ARCHITECTE DPLG – ASSOCIÉ

 

Simon Teyssou, né à Paris en décembre 1973, d’une mère américaine et d’un père français, grandit à la campagne dans le Cantal, dans la maison ancestrale restaurée par ses parents. Il fait ses études secondaires a Aurillac, entrecoupées par une année de lycée chez ses grands parents dans la baie de San Francisco. Il entreprend ensuite des études d’architecture à Clermont-Ferrand et Aberdeen en Écosse. Son travail de fin d’étude porte sur le « régionalisme critique » et le conduit a faire un voyage de trois mois au Mexique et dans l’ouest américain.

 

Diplômé de l’Ecole Nationale Supérieure d’Architecture de Clermont-Ferrand en 2000, il s’installe a son compte dans la foulée dans cette même ville après quelques expériences salariées pendant la fin de ses études à San Francisco puis en Auvergne.

 

En 2001, il ouvre un atelier au Rouget, dans le Cantal.
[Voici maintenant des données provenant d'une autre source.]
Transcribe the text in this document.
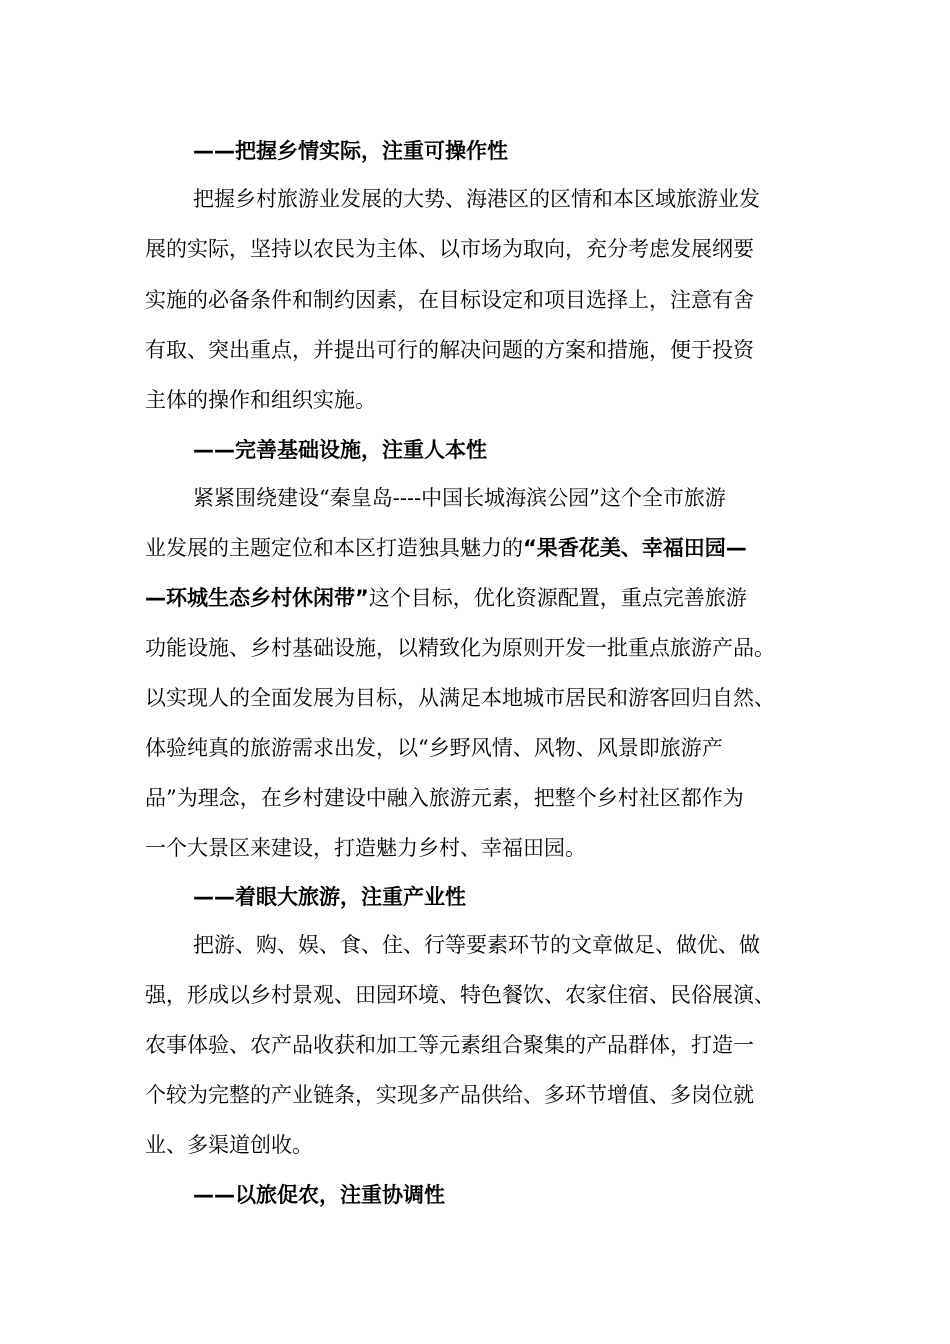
——把握乡情实际，注重可操作性
把握乡村旅游业发展的大势、海港区的区情和本区域旅游业发
展的实际，坚持以农民为主体、以市场为取向，充分考虑发展纲要
实施的必备条件和制约因素，在目标设定和项目选择上，注意有舍
有取、突出重点，并提出可行的解决问题的方案和措施，便于投资
主体的操作和组织实施。
——完善基础设施，注重人本性
紧紧围绕建设“秦皇岛----中国长城海滨公园”这个全市旅游
业发展的主题定位和本区打造独具魅力的“果香花美、幸福田园—
—环城生态乡村休闲带”这个目标，优化资源配置，重点完善旅游
功能设施、乡村基础设施，以精致化为原则开发一批重点旅游产品。
以实现人的全面发展为目标，从满足本地城市居民和游客回归自然、
体验纯真的旅游需求出发，以“乡野风情、风物、风景即旅游产
品”为理念，在乡村建设中融入旅游元素，把整个乡村社区都作为
一个大景区来建设，打造魅力乡村、幸福田园。
——着眼大旅游，注重产业性
把游、购、娱、食、住、行等要素环节的文章做足、做优、做
强，形成以乡村景观、田园环境、特色餐饮、农家住宿、民俗展演、
农事体验、农产品收获和加工等元素组合聚集的产品群体，打造一
个较为完整的产业链条，实现多产品供给、多环节增值、多岗位就
业、多渠道创收。
——以旅促农，注重协调性
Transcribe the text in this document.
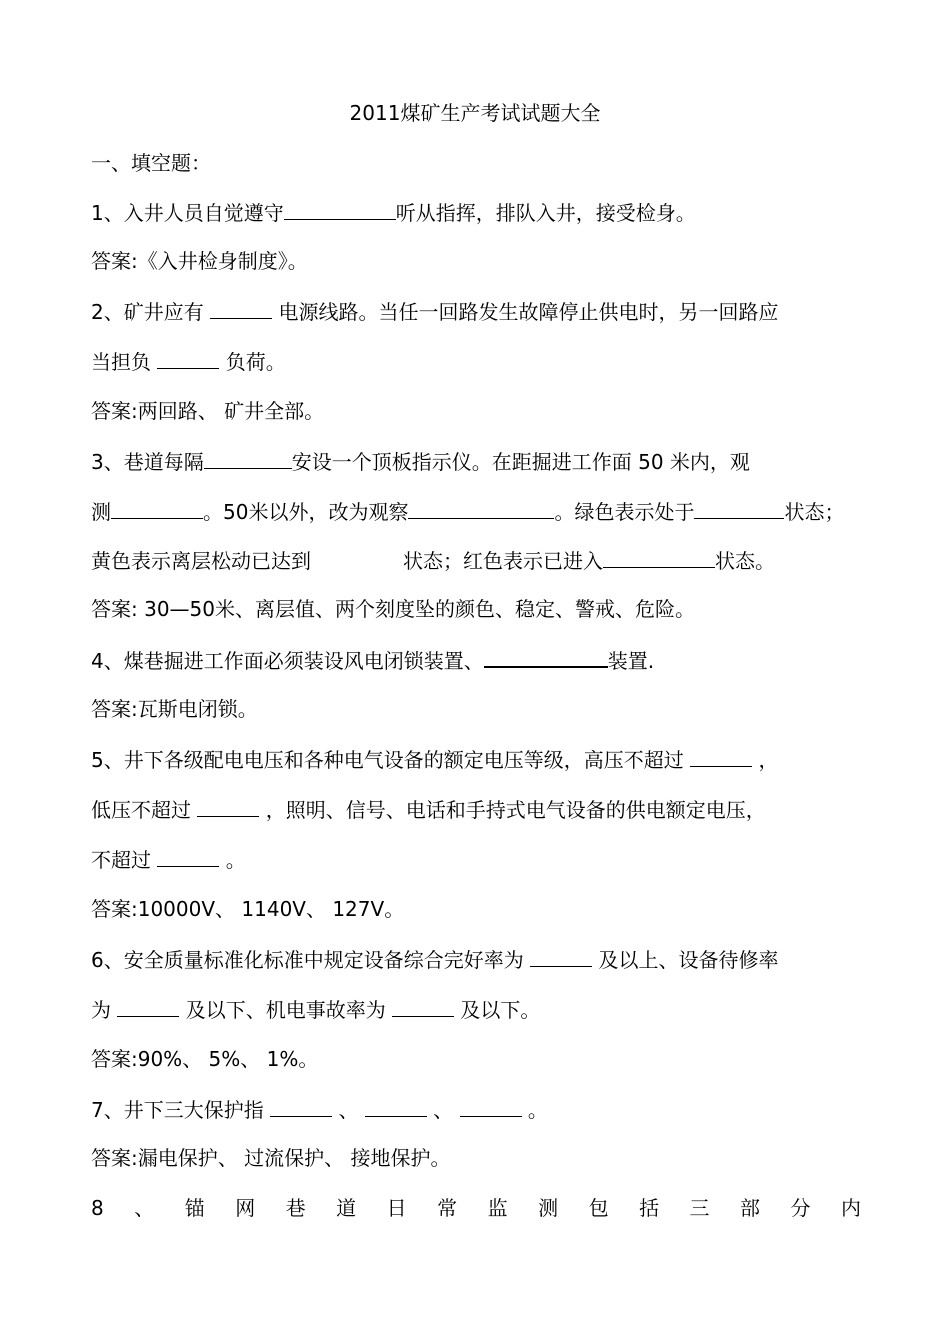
2011煤矿生产考试试题大全
一、填空题：
1、入井人员自觉遵守	听从指挥，排队入井，接受检身。
答案:《入井检身制度》。
2、矿井应有	电源线路。当任一回路发生故障停止供电时，另一回路应
当担负	负荷。
答案:两回路、 矿井全部。
3、巷道每隔	安设一个顶板指示仪。在距掘进工作面 50 米内，观
测	。50米以外，改为观察	。绿色表示处于	状态；
黄色表示离层松动已达到	状态；红色表示已进入	状态。
答案: 30—50米、离层值、两个刻度坠的颜色、稳定、警戒、危险。
4、煤巷掘进工作面必须装设风电闭锁装置、	装置.
答案:瓦斯电闭锁。
5、井下各级配电电压和各种电气设备的额定电压等级，高压不超过	，
低压不超过	，照明、信号、电话和手持式电气设备的供电额定电压，
不超过	。
答案:10000V、 1140V、 127V。
6、安全质量标准化标准中规定设备综合完好率为	及以上、设备待修率
为	及以下、机电事故率为	及以下。
答案:90%、 5%、 1%。
7、井下三大保护指	、	、	。
答案:漏电保护、 过流保护、 接地保护。
8 、 锚 网 巷 道 日 常 监 测 包 括 三 部 分 内
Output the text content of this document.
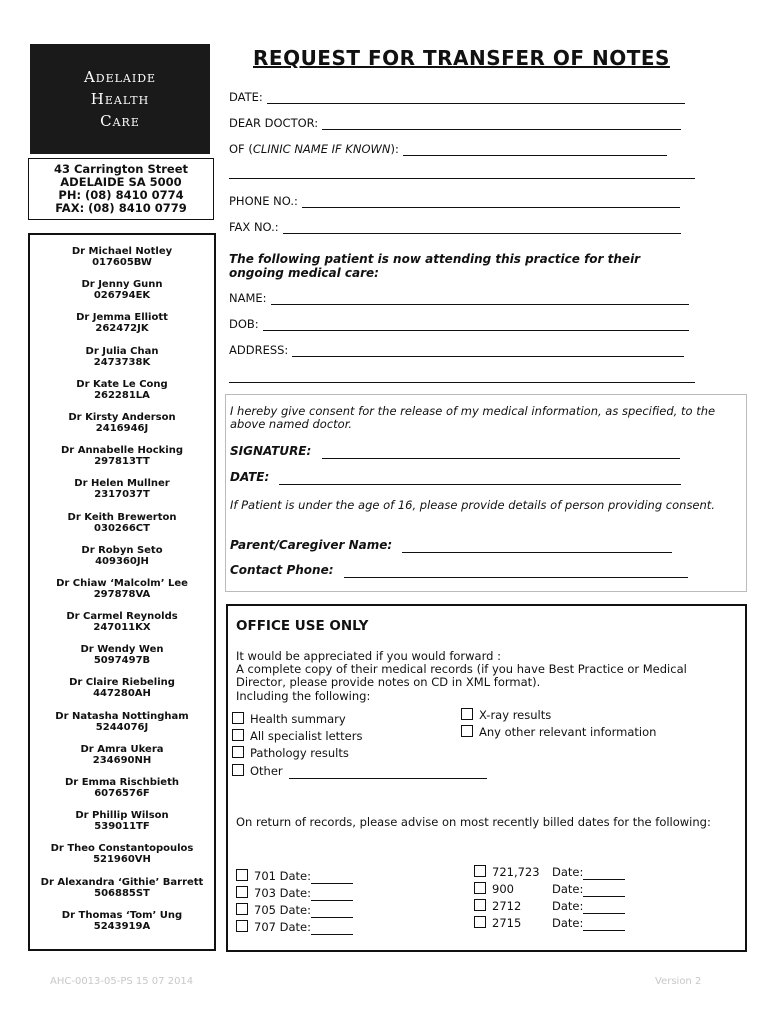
Adelaide
Health
Care
43 Carrington Street
ADELAIDE SA 5000
PH: (08) 8410 0774
FAX: (08) 8410 0779
Dr Michael Notley
017605BW
Dr Jenny Gunn
026794EK
Dr Jemma Elliott
262472JK
Dr Julia Chan
2473738K
Dr Kate Le Cong
262281LA
Dr Kirsty Anderson
2416946J
Dr Annabelle Hocking
297813TT
Dr Helen Mullner
2317037T
Dr Keith Brewerton
030266CT
Dr Robyn Seto
409360JH
Dr Chiaw ‘Malcolm’ Lee
297878VA
Dr Carmel Reynolds
247011KX
Dr Wendy Wen
5097497B
Dr Claire Riebeling
447280AH
Dr Natasha Nottingham
5244076J
Dr Amra Ukera
234690NH
Dr Emma Rischbieth
6076576F
Dr Phillip Wilson
539011TF
Dr Theo Constantopoulos
521960VH
Dr Alexandra ‘Githie’ Barrett
506885ST
Dr Thomas ‘Tom’ Ung
5243919A
REQUEST FOR TRANSFER OF NOTES
DATE:
DEAR DOCTOR:
OF ( CLINIC NAME IF KNOWN ):
PHONE NO.:
FAX NO.:
The following patient is now attending this practice for their ongoing medical care:
NAME:
DOB:
ADDRESS:
I hereby give consent for the release of my medical information, as specified, to the above named doctor.
SIGNATURE:
DATE:
If Patient is under the age of 16, please provide details of person providing consent.
Parent/Caregiver Name:
Contact Phone:
OFFICE USE ONLY
It would be appreciated if you would forward :
A complete copy of their medical records (if you have Best Practice or Medical Director, please provide notes on CD in XML format).
Including the following:
Health summary
All specialist letters
Pathology results
Other
X-ray results
Any other relevant information
On return of records, please advise on most recently billed dates for the following:
701 Date:
703 Date:
705 Date:
707 Date:
721,723 Date:
900	Date:
2712	Date:
2715	Date:
AHC-0013-05-PS 15 07 2014	Version 2
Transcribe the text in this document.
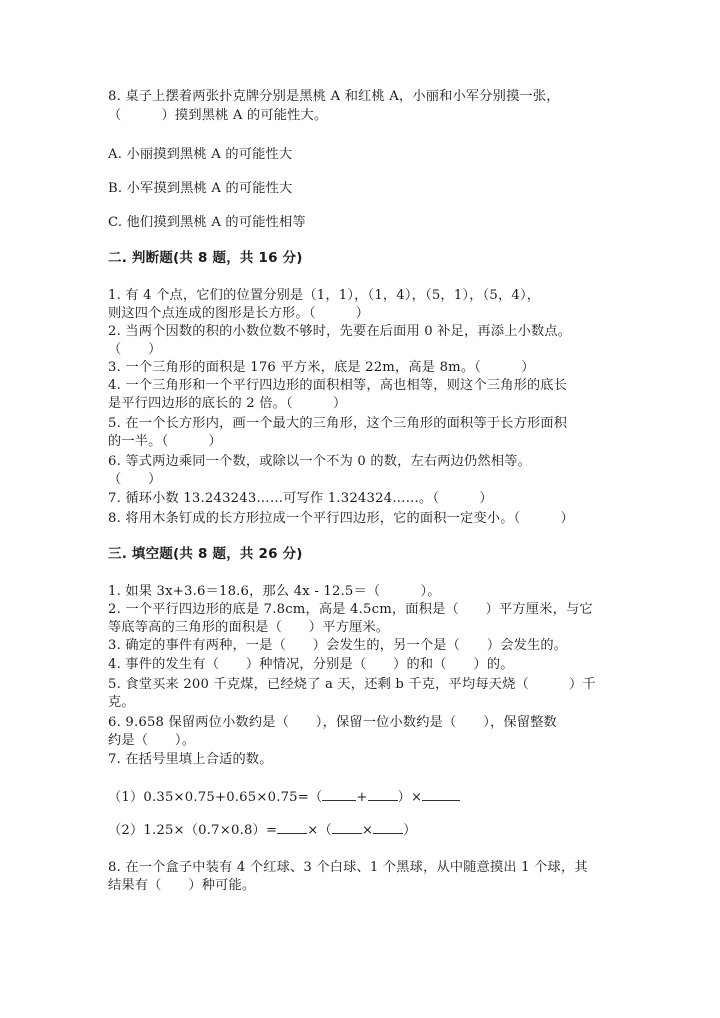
8. 桌子上摆着两张扑克牌分别是黑桃 A 和红桃 A，小丽和小军分别摸一张，
（　　　）摸到黑桃 A 的可能性大。
A. 小丽摸到黑桃 A 的可能性大
B. 小军摸到黑桃 A 的可能性大
C. 他们摸到黑桃 A 的可能性相等
二. 判断题(共 8 题，共 16 分)
1. 有 4 个点，它们的位置分别是（1，1），（1，4），（5，1），（5，4），
则这四个点连成的图形是长方形。（　　　）
2. 当两个因数的积的小数位数不够时，先要在后面用 0 补足，再添上小数点。
（　　）
3. 一个三角形的面积是 176 平方米，底是 22m，高是 8m。（　　　）
4. 一个三角形和一个平行四边形的面积相等，高也相等，则这个三角形的底长
是平行四边形的底长的 2 倍。（　　　）
5. 在一个长方形内，画一个最大的三角形，这个三角形的面积等于长方形面积
的一半。（　　　）
6. 等式两边乘同一个数，或除以一个不为 0 的数，左右两边仍然相等。
（　　）
7. 循环小数 13.243243……可写作 1.324324……。（　　　）
8. 将用木条钉成的长方形拉成一个平行四边形，它的面积一定变小。（　　　）
三. 填空题(共 8 题，共 26 分)
1. 如果 3x+3.6＝18.6，那么 4x - 12.5＝（　　　）。
2. 一个平行四边形的底是 7.8cm，高是 4.5cm，面积是（　　）平方厘米，与它
等底等高的三角形的面积是（　　）平方厘米。
3. 确定的事件有两种，一是（　　）会发生的，另一个是（　　）会发生的。
4. 事件的发生有（　　）种情况，分别是（　　）的和（　　）的。
5. 食堂买来 200 千克煤，已经烧了 a 天，还剩 b 千克，平均每天烧（　　　）千
克。
6. 9.658 保留两位小数约是（　　），保留一位小数约是（　　），保留整数
约是（　　）。
7. 在括号里填上合适的数。
（1）0.35×0.75+0.65×0.75=（	+ ）×
（2）1.25×（0.7×0.8）= ×（ × ）
8. 在一个盒子中装有 4 个红球、3 个白球、1 个黑球，从中随意摸出 1 个球，其
结果有（　　）种可能。
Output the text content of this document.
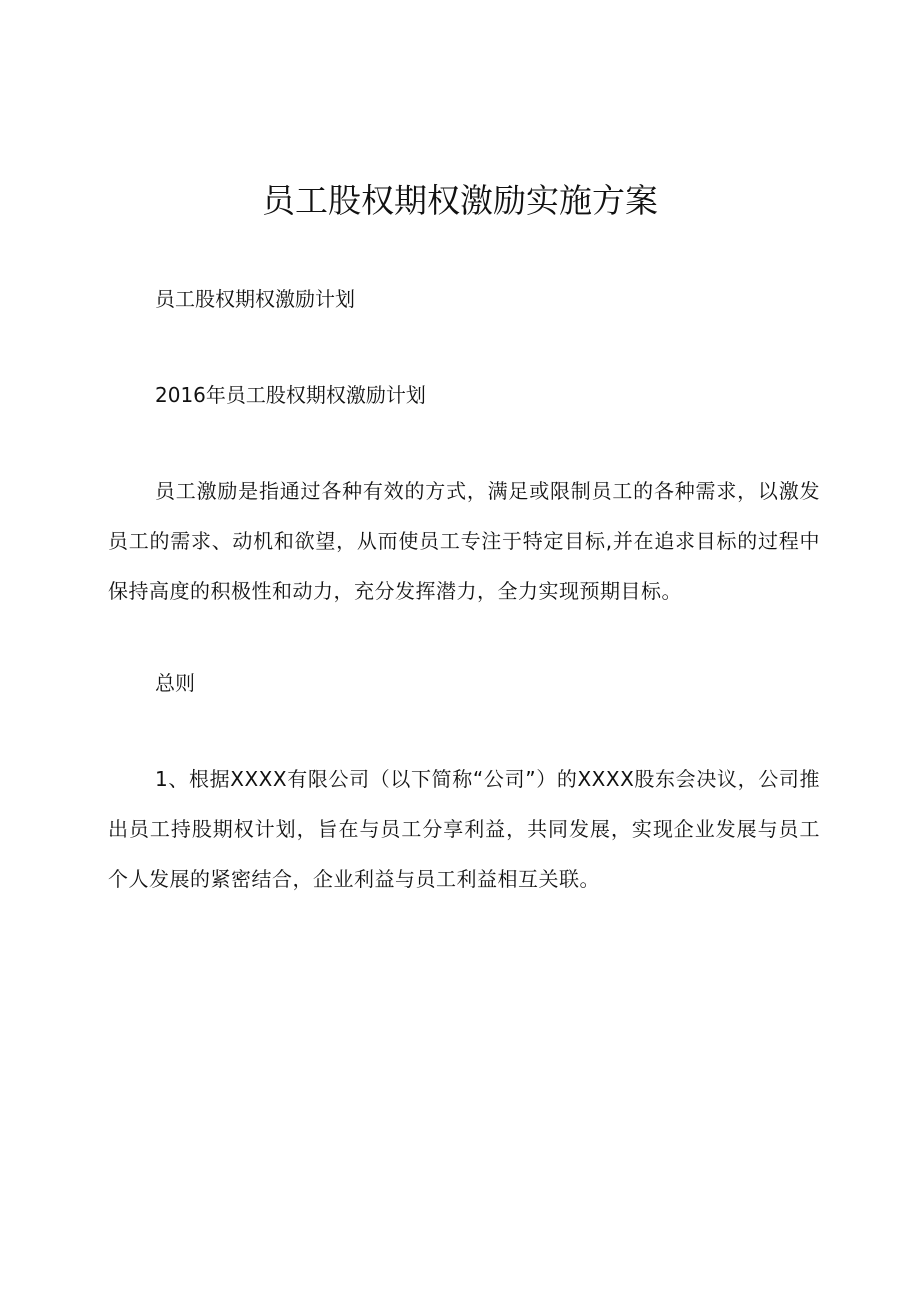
员工股权期权激励实施方案

员工股权期权激励计划

2016年员工股权期权激励计划

员工激励是指通过各种有效的方式，满足或限制员工的各种需求，以激发员工的需求、动机和欲望，从而使员工专注于特定目标,并在追求目标的过程中保持高度的积极性和动力，充分发挥潜力，全力实现预期目标。

总则

1、根据XXXX有限公司（以下简称“公司”）的XXXX股东会决议，公司推出员工持股期权计划，旨在与员工分享利益，共同发展，实现企业发展与员工个人发展的紧密结合，企业利益与员工利益相互关联。
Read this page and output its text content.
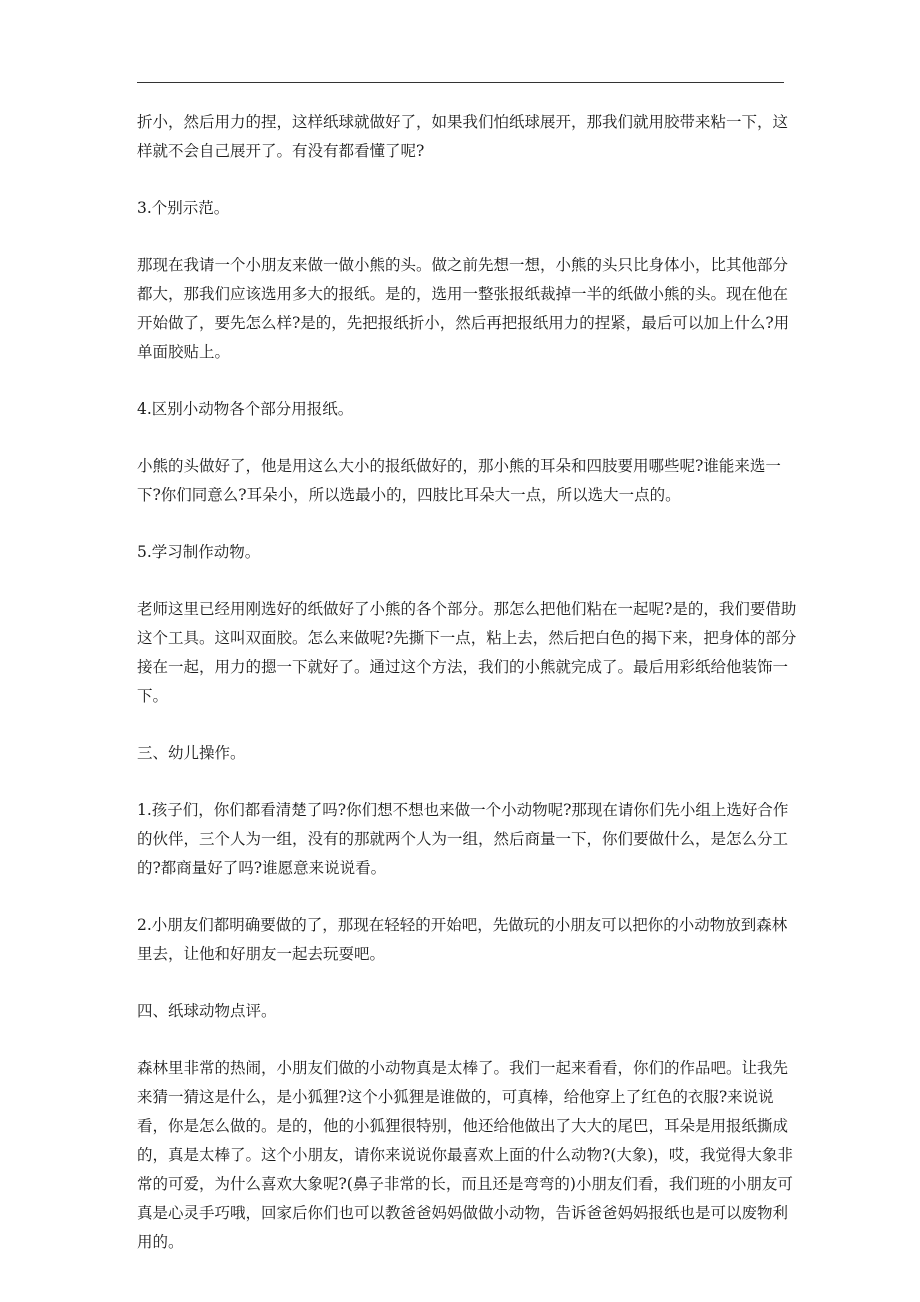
折小，然后用力的捏，这样纸球就做好了，如果我们怕纸球展开，那我们就用胶带来粘一下，这样就不会自己展开了。有没有都看懂了呢?

3.个别示范。

那现在我请一个小朋友来做一做小熊的头。做之前先想一想，小熊的头只比身体小，比其他部分都大，那我们应该选用多大的报纸。是的，选用一整张报纸裁掉一半的纸做小熊的头。现在他在开始做了，要先怎么样?是的，先把报纸折小，然后再把报纸用力的捏紧，最后可以加上什么?用单面胶贴上。

4.区别小动物各个部分用报纸。

小熊的头做好了，他是用这么大小的报纸做好的，那小熊的耳朵和四肢要用哪些呢?谁能来选一下?你们同意么?耳朵小，所以选最小的，四肢比耳朵大一点，所以选大一点的。

5.学习制作动物。

老师这里已经用刚选好的纸做好了小熊的各个部分。那怎么把他们粘在一起呢?是的，我们要借助这个工具。这叫双面胶。怎么来做呢?先撕下一点，粘上去，然后把白色的揭下来，把身体的部分接在一起，用力的摁一下就好了。通过这个方法，我们的小熊就完成了。最后用彩纸给他装饰一下。

三、幼儿操作。

1.孩子们，你们都看清楚了吗?你们想不想也来做一个小动物呢?那现在请你们先小组上选好合作的伙伴，三个人为一组，没有的那就两个人为一组，然后商量一下，你们要做什么，是怎么分工的?都商量好了吗?谁愿意来说说看。

2.小朋友们都明确要做的了，那现在轻轻的开始吧，先做玩的小朋友可以把你的小动物放到森林里去，让他和好朋友一起去玩耍吧。

四、纸球动物点评。

森林里非常的热闹，小朋友们做的小动物真是太棒了。我们一起来看看，你们的作品吧。让我先来猜一猜这是什么，是小狐狸?这个小狐狸是谁做的，可真棒，给他穿上了红色的衣服?来说说看，你是怎么做的。是的，他的小狐狸很特别，他还给他做出了大大的尾巴，耳朵是用报纸撕成的，真是太棒了。这个小朋友，请你来说说你最喜欢上面的什么动物?(大象)，哎，我觉得大象非常的可爱，为什么喜欢大象呢?(鼻子非常的长，而且还是弯弯的)小朋友们看，我们班的小朋友可真是心灵手巧哦，回家后你们也可以教爸爸妈妈做做小动物，告诉爸爸妈妈报纸也是可以废物利用的。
Les commandes se multipliant, il quitte Clermont-Ferrand et constitue une équipe composée d’un paysagiste et de plusieurs architectes. L’atelier travaille alors sur des projets de réhabilitation, des gites ruraux notamment, des habitations, et de modestes commandes publiques : des espaces publics dans plusieurs bourgs et quelques équipements.

 

Rapidement, la culture du bois s’instaure dans l’atelier et se développe progressivement, de concert avec les entreprises artisanales locales. Plusieurs voyages d’étude sont organisés en Allemagne, Suisse et Autriche. Les projets les plus marquants de cette période sont une habitation sur la Route des crêtes a Saint Simon, devenue une icône de l’architecture écologique, la transformation d’une ancienne manufacture de parapluie en école de danse a Aurillac et la restructuration de la maison de retraite d’Arlanc dans le Puy de dôme, en collaboration avec Boris Bouchet architecte.

 

Il maintient un lien étroit avec Clermont-Ferrand ou il débute une activité d’enseignement à l’Ecole Nationale d’Architecture de Clermont-Ferrand en 2004, d’abord comme contractuel, puis comme maître assistant associé à partir de 2008. Il passe le concours national en 2011et devient titulaire.

 

En 2010, l’atelier du Rouget gagne deux concours marquants : un projet d’immeuble de 42 logements, commerces et bureaux a Aurillac en structure bois et un projet de 51 habitations groupées en ossature bois a Limoges. En outre le chantier du nouvel atelier du Rouget débute. Il s’agit d’un immeuble « manifeste » en milieu rural comportant le nouvel atelier d’architecture et trois lieux d’habitation.

 

En 2014, il fonde les « Ateliers Autrepart », un réseau de trois ateliers d’architecture implantés en milieu rural, avec Loic Parmentier et Mathieu Bennet architectes. L’esprit de l’atelier du Rouget s’exporte alors d’abord a Montrottier dans les monts du lyonnais puis a Saint Céré dans le Lot.